In summary, the basic hallmarks of Gonzo journalism are:
- First-person narration.
- Dialogue complete with vernacular.
- Lots and lots and lots of detail.
From late morning a helicopter had been flying and buzzing around in the sky. I decided to head out in the direction it was circling and see if I could find out what was going on. The helicopter would fly around the area, always seeming to return to hover in one position for several minutes before flying off again. The drone constantly audible.
It wasn’t long before I came across a weather-beaten, older man dressed in baggy grey trousers, a long sleeved, hole peppered shirt, which had probably once been white, and a worn felt wide brimmed hat. He held out his hand in greeting, his lined face turning into a multitude of ravines as he smiled at me.
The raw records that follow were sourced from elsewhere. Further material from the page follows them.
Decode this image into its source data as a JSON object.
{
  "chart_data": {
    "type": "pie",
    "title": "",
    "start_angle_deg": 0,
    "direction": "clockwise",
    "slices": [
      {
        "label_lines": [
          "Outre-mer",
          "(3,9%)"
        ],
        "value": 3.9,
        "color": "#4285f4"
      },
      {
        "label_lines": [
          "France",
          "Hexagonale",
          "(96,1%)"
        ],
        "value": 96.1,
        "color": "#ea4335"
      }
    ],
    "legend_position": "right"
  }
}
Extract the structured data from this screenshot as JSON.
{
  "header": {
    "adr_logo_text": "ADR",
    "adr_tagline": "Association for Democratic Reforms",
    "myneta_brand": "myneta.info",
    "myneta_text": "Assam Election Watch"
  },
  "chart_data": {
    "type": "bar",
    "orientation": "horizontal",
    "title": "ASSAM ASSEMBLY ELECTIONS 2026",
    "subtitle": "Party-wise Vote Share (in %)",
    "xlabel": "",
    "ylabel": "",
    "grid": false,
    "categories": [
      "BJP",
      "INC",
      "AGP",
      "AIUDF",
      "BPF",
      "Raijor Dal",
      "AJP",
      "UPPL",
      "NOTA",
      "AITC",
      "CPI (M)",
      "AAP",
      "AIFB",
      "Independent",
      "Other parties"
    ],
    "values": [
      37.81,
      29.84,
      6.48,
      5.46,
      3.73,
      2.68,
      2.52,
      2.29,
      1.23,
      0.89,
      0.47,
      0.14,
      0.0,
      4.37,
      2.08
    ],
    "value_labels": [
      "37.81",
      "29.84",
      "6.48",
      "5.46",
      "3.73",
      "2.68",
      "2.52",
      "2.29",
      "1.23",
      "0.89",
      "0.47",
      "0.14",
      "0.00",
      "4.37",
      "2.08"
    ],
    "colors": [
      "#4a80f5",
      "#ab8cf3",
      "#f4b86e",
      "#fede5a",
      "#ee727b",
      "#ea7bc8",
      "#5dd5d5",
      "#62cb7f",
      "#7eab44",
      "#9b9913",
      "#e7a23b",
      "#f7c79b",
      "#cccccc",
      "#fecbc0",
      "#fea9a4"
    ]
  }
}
“What’s happening?” I asked him.
“ The Westpac rescue helicopter flew over this morning goin’ to an accident and spotted a crop of marijuana growing in the hills. Size of a couple of football fields theys reckon. So well disguised it was theys couldn’t find it on foot and had to send in de police helicopter to find it. Would’a taken ‘im days to build them terraces they say are up there. All set up with automatic water. Ready to harvest. Couple of million dollars worth. We knew something was goin’ on there. A few people had told the local police they suspected something, but they didn’t want to know. Couldn’t ignore it when Westpac reported it.”
At that moment the man’s neighbour drove up and stopped. Everyone was buzzing with the news. “They could have caught him. All they had to do was stake out Jim’s place by watching it from my place. Every day he used to go up that mountain. They could have just watched and followed and caught him at it.” Robbie said.